Political corruption is so pervasive that it is almost a given. It is the exception that stands out. The recent death of Shelly Silver, the former Speaker of the Assembly in New York stands out only because he died while in prison — an unusual and sad event. As one of the “three men in the room” which included him and Cuomo who is now also gone, only the $400,000 in cash found in his Chief of Staff’s closet — which she claimed she was unaware of — has any humorous implications. Only the Rothchilds would find it amusing. I didn’t either. I failed to see the humor in it when when I was denied Work Release in prison four times while Silver’s friend William Rapfogel got it immediately. It was good to know Silver could even pull strings AFTER he was indicted and convicted — three times. Like Murray, in Goodfellas, who asked “What am I a schmuck on wheels,” I kept trying but I had a mean-spirited D.A. trying to keep me IN prison because I was writing about his pay-to-play operation and the stacking of the Suffolk County court system with corrupt judges — which is still going on in the Hamptons. The Feds finally got Spota and he’s doing soft time in Otisville.

But, you know, it’s not only politics that’s seeming extra dirty these days. It’s the Justice system itself, and has also infected Education. We are all familiar with the status system in America. The Varsity Blues prosecution, whereby money was spread around to gain entrance to exalted institutions of higher learning was noteworthy if not surprising.

I always wanted to attend Harvard. Not because I’d learn anything. I just wanted to have an easier time getting into graduate school, have an advantage in my job search and get laid more often. Instead I went to Wagner College where I was assaulted by a pedophile professor (a reputable Christian) and then attended NYU before it took over most of Greenwich Village. In those days, the late sixties and early 70’s (Dylan was around the block at Gerde’s Folk City in the 60’s performing but was ignored because the students didn’t think he could sing), NYU was trying to become the downtown version of Columbia University. A girl I wanted to date knew I hadn’t gone to Harvard and therefore wouldn’t play with me but she did interest me in the Ph.D. program she was attending in the late sixties. I listened to her because I was searching for a way to avoid being riddled with bullets in Vietnam.

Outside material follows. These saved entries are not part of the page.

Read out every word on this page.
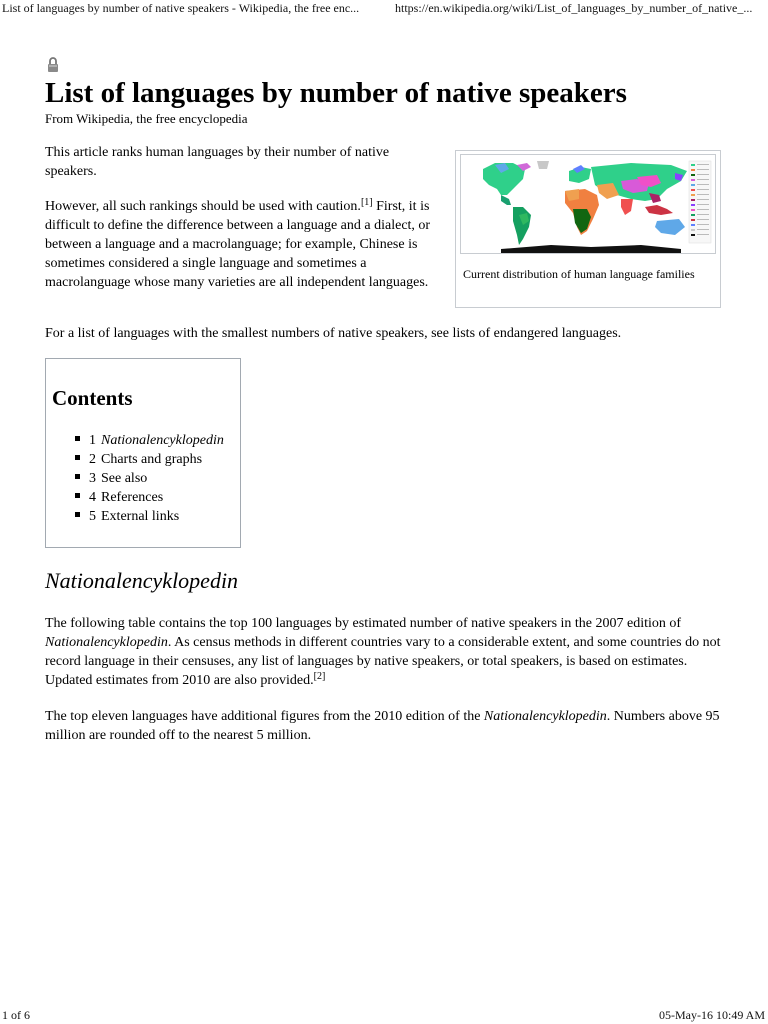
List of languages by number of native speakers - Wikipedia, the free enc...	https://en.wikipedia.org/wiki/List_of_languages_by_number_of_native_...
List of languages by number of native speakers
From Wikipedia, the free encyclopedia

This article ranks human languages by their number of native speakers.

However, all such rankings should be used with caution.[1] First, it is difficult to define the difference between a language and a dialect, or between a language and a macrolanguage; for example, Chinese is sometimes considered a single language and sometimes a macrolanguage whose many varieties are all independent languages.

Current distribution of human language families

For a list of languages with the smallest numbers of native speakers, see lists of endangered languages.

Contents
1 Nationalencyklopedin
2 Charts and graphs
3 See also
4 References
5 External links
Nationalencyklopedin

The following table contains the top 100 languages by estimated number of native speakers in the 2007 edition of Nationalencyklopedin. As census methods in different countries vary to a considerable extent, and some countries do not record language in their censuses, any list of languages by native speakers, or total speakers, is based on estimates. Updated estimates from 2010 are also provided.[2]

The top eleven languages have additional figures from the 2010 edition of the Nationalencyklopedin. Numbers above 95 million are rounded off to the nearest 5 million.

1 of 6	05-May-16 10:49 AM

The program was called Media Ecology. Essentially, she said, it was a completely bullshit program run by a couple of hippy professors, including Neil Postman and one of his buddies, who simply repeated Marshall McLuhan’s “The Medium is the Message” for a few years while everyone smoked dope. The program is now called Media, Culture & Communication. No one wanted to talk to me recently because of my age, my stint in prison, the books I’d written, and the fact that I knew it was a bullshit program — not to mention the fact that I hadn’t ever paid into the Alumni program. I knew too much. Postman wouldn’t even return my emails about the program when he started it during the anti-war hysteria.

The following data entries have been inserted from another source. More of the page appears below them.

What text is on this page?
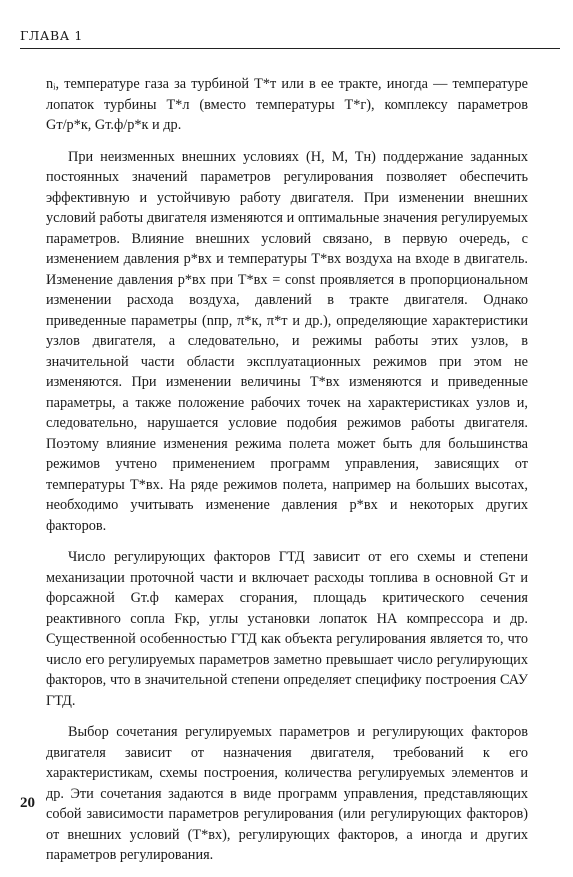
ГЛАВА 1

nᵢ, температуре газа за турбиной T*т или в ее тракте, иногда — температуре лопаток турбины T*л (вместо температуры T*г), комплексу параметров Gт/p*к, Gт.ф/p*к и др.

При неизменных внешних условиях (H, M, Tн) поддержание заданных постоянных значений параметров регулирования позволяет обеспечить эффективную и устойчивую работу двигателя. При изменении внешних условий работы двигателя изменяются и оптимальные значения регулируемых параметров. Влияние внешних условий связано, в первую очередь, с изменением давления p*вх и температуры T*вх воздуха на входе в двигатель. Изменение давления p*вх при T*вх = const проявляется в пропорциональном изменении расхода воздуха, давлений в тракте двигателя. Однако приведенные параметры (nпр, π*к, π*т и др.), определяющие характеристики узлов двигателя, а следовательно, и режимы работы этих узлов, в значительной части области эксплуатационных режимов при этом не изменяются. При изменении величины T*вх изменяются и приведенные параметры, а также положение рабочих точек на характеристиках узлов и, следовательно, нарушается условие подобия режимов работы двигателя. Поэтому влияние изменения режима полета может быть для большинства режимов учтено применением программ управления, зависящих от температуры T*вх. На ряде режимов полета, например на больших высотах, необходимо учитывать изменение давления p*вх и некоторых других факторов.

Число регулирующих факторов ГТД зависит от его схемы и степени механизации проточной части и включает расходы топлива в основной Gт и форсажной Gт.ф камерах сгорания, площадь критического сечения реактивного сопла Fкр, углы установки лопаток НА компрессора и др. Существенной особенностью ГТД как объекта регулирования является то, что число его регулируемых параметров заметно превышает число регулирующих факторов, что в значительной степени определяет специфику построения САУ ГТД.

Выбор сочетания регулируемых параметров и регулирующих факторов двигателя зависит от назначения двигателя, требований к его характеристикам, схемы построения, количества регулируемых элементов и др. Эти сочетания задаются в виде программ управления, представляющих собой зависимости параметров регулирования (или регулирующих факторов) от внешних условий (T*вх), регулирующих факторов, а иногда и других параметров регулирования.

20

The same was true of the Social Work program where psychotherapy was taught before it was called a “Clinical” program. The fact that I’d attended and was granted a Master’s in the 70’s and written numerous books and had intimate knowledge of the fact that there was ZERO mental health treatment in the prison system now sealed my fate. I knew too much. And, again, my age stood in the way. Plus, the people at the Social Work program had no idea when prison treatment was like — and didn’t care.

So, how is this relevant? Stay with me.

I also attended Columbia University doctoral program. But, I couldn’t stay because I ran out of money. The professor who was my advisor suggested I take a leave because there was no money in those days if your family wasn’t rich or connected. The leave was open-ended. I took it and wanted to return. Someday. Like, now.

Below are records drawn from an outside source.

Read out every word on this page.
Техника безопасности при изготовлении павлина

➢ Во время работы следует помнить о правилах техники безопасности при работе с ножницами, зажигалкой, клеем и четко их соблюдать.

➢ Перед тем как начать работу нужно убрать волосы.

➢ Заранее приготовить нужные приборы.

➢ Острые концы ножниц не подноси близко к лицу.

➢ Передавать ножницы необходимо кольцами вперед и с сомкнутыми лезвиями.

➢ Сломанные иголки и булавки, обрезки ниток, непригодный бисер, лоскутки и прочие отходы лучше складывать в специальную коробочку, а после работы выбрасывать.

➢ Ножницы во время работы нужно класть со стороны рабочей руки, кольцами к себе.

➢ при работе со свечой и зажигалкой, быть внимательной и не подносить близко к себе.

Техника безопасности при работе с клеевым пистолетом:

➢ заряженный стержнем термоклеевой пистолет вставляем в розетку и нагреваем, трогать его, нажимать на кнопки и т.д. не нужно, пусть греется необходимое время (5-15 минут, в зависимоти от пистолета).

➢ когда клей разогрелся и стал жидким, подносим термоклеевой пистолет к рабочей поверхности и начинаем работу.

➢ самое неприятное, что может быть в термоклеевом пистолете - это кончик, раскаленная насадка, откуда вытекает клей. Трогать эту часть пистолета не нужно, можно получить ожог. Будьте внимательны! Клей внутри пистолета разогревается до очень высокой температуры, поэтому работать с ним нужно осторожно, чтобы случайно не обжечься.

Both Columbia and New York University rejected my recent attempts to continue my education. Both schools wanted me to start from scratch in providing them with testing (a big business in itself), background information, my reasons for wanting to attend and……..(drum roll) my history of alumni participation and contributions. My interviews held by foreign graduate students who assessed my credentials and suitability to return to the fold and experience after spending four years in prison — who weren’t interested in reading my books about political and social corruption — were very good at vetting my “alumni activities.” They were looking for people who would make them look good. Not people who could do something NOW for the community.

I’ve always believed that the simplest explanation is the best. Like Occam’s Razor, arriving at the bottom line quickly always seemed best. I’m not an Existentialist. I’m an Absurdist.

Our educational system, from High Schools like Dalton in Manhattan to graduate schools like Columbia, NYU or UCLA, is corrupt. University degrees from our elite institutions are bought and paid for so when someone at a party drops the name of a school like Columbia, New York University, UCLA or Harvard — laugh or walk away — unless you want to engage and ask, “What did that cost?” And, you won’t be talking about tuition.

If you can’t buy your way in with “Legacy programs,” donate a building, buy a degree or prop up the Alumni program — forget it.

Oh, and none of my children made it into either school. But they did make the Wait list at NYU. The others from China, Africa and Eastern Europe made it in. My three degrees from NYU didn’t qualify them as Legacy.

As George Carlin said, It’s called the American Dream—because you have to be asleep to believe it.